Segundo Pêcheux ([1975]2009, p.147), “[...] são formações discursivas que, em uma formação ideológica específica e levando em conta uma relação de classe, determinam ‘o que pode e deve ser dito a partir de uma posição dada numa conjuntura dada”. Para Orlandi ([1999]2003, p. 43), a noção de formação discursiva, ainda que polêmica, é importante na Análise do Discurso por permitir compreender o “[...] processo de produção de sentidos, a sua relação com a ideologia e dá ao analista a possibilidade de estabelecer regularidades no funcionamento discursivo”.

Esse conceito nos permite pensar que as palavras não possuem sentido nelas mesmas, derivam seus sentidos de formações discursivas em que se inscrevem. Elas, as formações discursivas, representam, no discurso, as formações ideológicas. “As palavras falam com outras palavras. Toda palavra é sempre parte de um discurso. E todo discurso se delineia na

relação com outros: dizeres presentes e dizeres que se alojam na memória” (ORLANDI, [1999]2003, p. 43).

O conceito de formação discursiva sofre uma reconstrução teórica com o próprio Pêcheux ([1971]1990, p.110) quando, em Remontons de Foucault a Spinoza, descobre que “Deus não tem nenhum estilo próprio: pela boca dos profetas ele fala de modo diferente da mesma coisa; ele pode também designar coisas diferentes através das mesmas palavras”. Ora, o dispositivo analítico da Análise do Discurso não poderia ficar restrito ao discurso político (língua dura), baseado nos princípios leninistas dos complexos codominantes, da divisão de dois mundos em um só, pois sopravam outros ventos como o discurso da mídia, da publicidade (línguas de vento). As relações sociais no mundo se tornaram complexas: os mundos são mais do que dois. Entre as classes sociais, existem muitos extratos de classes com suas questões identitárias de gênero, etnia, religiosidade, etc., que envolvem processos de identificação ideológica. E, assim, reconhece que não mais do que a formação ideológica, a formação discursiva não pode ser pensada como um bloco homogêneo. Ela é dividida, não idêntica a si mesma. Na concepção tradicional, colocava-se a ideologia dominante e a ideologia dominada, Pêcheux descobre, então, a importância de acentuar a dominação interna da ideologia dominante em face da ideologia dominada (MALDIDIER, 2003).

A afinidade desta pesquisa com o arcabouço teórico da Análise do Discurso pêcheutiana ocorre na identificação com este momento de reconstrução da teoria em que predomina a heterogeneidade discursiva. Segundo Maldidier ([1993]2011, p.57), surge uma nova formulação, opondo os universos discursivos logicamente estabilizados, típicos da matemática, das tecnologias, dos dispositivos de gestão “[...] aos universos discursivos não estabilizados logicamente do espaço sócio-histórico” como o discurso das ideologias dominadas, a ruminação dos discursos cotidianos, o conversacional e o carnavalesco.
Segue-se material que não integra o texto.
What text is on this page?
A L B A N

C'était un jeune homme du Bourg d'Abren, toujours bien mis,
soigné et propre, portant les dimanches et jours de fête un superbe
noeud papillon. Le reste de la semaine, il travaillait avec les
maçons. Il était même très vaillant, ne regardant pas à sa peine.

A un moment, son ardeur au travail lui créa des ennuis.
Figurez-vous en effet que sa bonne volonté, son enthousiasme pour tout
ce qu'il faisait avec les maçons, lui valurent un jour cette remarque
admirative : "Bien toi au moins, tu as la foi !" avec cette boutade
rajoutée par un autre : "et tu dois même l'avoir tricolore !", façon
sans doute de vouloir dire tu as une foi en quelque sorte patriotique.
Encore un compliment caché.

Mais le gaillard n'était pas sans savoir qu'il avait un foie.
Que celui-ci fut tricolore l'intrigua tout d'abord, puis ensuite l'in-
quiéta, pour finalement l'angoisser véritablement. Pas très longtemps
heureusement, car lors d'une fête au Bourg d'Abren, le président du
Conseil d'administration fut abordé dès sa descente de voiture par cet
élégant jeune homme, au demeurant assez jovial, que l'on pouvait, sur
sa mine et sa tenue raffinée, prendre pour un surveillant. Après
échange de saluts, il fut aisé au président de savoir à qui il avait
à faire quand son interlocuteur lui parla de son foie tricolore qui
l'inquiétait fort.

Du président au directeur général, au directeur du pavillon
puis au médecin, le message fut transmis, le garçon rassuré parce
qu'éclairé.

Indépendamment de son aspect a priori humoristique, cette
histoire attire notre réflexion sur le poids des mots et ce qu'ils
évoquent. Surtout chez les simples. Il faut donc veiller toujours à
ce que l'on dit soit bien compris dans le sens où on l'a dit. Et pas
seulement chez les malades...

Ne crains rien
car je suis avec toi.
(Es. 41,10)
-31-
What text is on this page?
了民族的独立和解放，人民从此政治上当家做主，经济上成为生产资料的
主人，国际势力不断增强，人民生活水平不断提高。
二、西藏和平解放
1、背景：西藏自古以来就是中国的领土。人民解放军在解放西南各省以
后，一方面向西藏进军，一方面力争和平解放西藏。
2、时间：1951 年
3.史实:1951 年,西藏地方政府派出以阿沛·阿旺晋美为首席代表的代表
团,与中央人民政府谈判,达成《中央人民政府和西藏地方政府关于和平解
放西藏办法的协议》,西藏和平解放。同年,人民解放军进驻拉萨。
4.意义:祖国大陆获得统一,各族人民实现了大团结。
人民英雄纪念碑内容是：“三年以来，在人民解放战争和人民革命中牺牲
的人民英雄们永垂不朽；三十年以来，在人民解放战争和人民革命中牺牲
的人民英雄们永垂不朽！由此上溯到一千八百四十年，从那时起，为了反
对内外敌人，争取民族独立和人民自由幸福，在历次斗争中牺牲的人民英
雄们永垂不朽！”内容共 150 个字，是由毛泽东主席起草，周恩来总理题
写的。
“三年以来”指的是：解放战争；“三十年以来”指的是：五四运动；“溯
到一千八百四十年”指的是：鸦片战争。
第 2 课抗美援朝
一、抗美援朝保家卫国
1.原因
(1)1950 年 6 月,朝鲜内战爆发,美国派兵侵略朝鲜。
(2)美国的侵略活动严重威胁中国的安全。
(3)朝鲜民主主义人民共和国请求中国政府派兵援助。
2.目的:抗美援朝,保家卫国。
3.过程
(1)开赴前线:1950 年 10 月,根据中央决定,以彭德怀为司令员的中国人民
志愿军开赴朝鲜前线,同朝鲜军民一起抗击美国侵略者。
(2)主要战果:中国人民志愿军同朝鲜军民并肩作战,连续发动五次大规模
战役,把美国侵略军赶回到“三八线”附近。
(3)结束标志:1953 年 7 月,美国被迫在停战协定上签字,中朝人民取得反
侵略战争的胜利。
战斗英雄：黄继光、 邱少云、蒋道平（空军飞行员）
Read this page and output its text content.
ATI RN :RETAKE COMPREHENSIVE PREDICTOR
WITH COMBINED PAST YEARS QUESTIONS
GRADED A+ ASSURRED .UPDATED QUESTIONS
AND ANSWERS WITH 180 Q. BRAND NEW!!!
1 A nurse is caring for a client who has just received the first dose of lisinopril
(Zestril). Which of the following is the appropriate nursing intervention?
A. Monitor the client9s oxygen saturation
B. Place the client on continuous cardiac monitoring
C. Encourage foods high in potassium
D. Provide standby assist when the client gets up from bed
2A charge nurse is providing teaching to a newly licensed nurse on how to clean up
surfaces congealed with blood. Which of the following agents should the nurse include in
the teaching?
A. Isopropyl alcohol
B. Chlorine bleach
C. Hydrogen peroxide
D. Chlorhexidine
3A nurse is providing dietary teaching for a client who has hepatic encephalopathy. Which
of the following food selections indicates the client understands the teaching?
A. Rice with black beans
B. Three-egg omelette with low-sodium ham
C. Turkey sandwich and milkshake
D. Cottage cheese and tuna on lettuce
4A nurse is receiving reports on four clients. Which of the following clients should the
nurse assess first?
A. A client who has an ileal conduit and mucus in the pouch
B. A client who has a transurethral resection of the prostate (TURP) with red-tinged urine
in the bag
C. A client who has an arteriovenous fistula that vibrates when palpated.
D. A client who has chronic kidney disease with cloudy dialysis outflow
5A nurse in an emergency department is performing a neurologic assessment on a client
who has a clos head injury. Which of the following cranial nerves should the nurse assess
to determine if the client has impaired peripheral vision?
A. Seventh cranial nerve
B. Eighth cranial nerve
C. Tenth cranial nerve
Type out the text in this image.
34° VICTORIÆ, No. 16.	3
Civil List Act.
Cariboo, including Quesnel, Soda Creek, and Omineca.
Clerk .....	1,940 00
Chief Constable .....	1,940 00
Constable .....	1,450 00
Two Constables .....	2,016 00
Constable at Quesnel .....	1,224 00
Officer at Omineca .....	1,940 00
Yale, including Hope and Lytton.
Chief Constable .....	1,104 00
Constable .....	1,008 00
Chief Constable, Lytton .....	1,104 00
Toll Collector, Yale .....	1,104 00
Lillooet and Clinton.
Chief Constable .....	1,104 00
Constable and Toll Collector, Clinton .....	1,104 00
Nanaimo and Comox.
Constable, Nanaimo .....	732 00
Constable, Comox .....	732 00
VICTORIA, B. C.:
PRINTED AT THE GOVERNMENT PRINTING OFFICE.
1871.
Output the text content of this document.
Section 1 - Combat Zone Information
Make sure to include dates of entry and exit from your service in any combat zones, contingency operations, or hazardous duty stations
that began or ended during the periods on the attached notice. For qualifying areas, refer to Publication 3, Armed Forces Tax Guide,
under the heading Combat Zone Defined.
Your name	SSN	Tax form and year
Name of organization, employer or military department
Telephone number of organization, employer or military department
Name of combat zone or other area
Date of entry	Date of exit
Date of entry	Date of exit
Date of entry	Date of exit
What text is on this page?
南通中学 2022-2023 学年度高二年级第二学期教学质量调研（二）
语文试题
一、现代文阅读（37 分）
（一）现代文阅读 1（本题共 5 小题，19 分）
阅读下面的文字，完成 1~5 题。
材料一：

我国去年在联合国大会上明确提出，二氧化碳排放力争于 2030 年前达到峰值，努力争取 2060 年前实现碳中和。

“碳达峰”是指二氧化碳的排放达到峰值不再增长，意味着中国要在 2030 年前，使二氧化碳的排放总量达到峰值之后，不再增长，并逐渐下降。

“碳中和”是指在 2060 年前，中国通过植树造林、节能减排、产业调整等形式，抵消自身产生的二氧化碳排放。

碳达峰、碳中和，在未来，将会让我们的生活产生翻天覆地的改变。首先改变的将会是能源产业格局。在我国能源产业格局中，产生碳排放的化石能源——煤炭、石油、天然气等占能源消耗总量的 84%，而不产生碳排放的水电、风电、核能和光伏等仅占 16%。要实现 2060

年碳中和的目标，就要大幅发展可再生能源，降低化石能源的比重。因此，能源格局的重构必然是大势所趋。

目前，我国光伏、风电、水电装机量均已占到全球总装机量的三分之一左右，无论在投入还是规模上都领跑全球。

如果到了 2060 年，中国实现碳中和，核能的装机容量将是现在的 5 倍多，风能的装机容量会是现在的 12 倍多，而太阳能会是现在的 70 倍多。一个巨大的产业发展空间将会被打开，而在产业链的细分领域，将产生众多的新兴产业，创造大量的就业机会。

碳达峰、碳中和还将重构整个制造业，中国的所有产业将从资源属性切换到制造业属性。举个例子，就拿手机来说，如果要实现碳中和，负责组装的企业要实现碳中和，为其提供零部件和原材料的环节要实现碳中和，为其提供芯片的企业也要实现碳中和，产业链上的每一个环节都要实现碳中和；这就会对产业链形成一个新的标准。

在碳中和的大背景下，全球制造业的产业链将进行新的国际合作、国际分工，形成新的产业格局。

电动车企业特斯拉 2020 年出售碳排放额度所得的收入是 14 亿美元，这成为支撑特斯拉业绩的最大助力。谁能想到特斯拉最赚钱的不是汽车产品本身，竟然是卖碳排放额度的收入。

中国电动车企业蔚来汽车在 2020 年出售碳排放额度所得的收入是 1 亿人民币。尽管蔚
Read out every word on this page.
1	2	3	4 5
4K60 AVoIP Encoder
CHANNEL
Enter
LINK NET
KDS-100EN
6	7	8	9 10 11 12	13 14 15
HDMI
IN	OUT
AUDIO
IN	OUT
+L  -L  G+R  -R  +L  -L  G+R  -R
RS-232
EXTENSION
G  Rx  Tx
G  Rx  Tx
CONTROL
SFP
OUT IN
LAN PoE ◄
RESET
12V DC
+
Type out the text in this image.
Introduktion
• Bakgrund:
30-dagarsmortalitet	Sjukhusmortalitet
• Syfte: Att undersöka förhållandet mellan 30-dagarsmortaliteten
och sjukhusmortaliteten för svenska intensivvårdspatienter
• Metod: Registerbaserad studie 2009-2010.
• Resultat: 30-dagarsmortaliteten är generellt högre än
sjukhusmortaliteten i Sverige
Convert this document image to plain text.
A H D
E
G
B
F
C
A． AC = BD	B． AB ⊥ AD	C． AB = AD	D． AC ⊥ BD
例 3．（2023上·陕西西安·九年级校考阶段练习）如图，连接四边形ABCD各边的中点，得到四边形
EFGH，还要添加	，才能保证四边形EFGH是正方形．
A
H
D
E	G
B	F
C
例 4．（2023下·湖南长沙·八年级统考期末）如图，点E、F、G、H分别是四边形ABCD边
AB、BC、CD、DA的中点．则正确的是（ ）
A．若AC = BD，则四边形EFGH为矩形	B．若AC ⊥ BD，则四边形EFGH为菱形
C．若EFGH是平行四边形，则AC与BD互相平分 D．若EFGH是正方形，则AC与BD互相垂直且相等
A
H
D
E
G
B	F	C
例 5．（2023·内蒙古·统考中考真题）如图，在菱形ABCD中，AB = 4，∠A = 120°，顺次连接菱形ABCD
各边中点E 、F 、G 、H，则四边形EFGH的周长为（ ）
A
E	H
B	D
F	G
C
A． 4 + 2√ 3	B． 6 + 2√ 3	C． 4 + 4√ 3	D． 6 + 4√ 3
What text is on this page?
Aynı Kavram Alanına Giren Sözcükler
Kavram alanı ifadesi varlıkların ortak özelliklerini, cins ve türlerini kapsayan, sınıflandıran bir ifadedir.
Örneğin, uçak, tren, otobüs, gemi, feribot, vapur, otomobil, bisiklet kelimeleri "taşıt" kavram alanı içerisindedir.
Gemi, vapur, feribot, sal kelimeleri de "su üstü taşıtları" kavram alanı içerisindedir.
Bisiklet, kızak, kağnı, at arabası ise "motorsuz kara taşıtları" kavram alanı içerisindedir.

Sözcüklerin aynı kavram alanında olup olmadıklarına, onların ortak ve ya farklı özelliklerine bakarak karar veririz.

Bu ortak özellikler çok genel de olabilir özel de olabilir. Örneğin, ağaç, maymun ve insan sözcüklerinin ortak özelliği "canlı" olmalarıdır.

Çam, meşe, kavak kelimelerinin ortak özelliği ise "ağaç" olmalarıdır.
Trabalhar com uma mídia alternativa, que retrata a problemática dos moradores de rua, significa seguir essa proposta pêcheutiana.

Não se imagina hoje algum analista que queira trabalhar com uma formação discursiva homogênea e fechada, pois as dificuldades são inúmeras. No momento em que há o encontro entre o sujeito, história e linguagem, vai ser possível estabelecer as diferentes posições-sujeito e inscrevê-las no interior de uma ou mais formações discursivas. Portanto, esse conceito não deve ser tratado como uma maquinaria discursiva, mas como uma noção em transformação, aberta a deslocamentos teóricos e empíricos, capazes de avançar a teoria materialista do discurso, estando sempre atento a que não há ritual sem falhas (INDURSKY, 2011).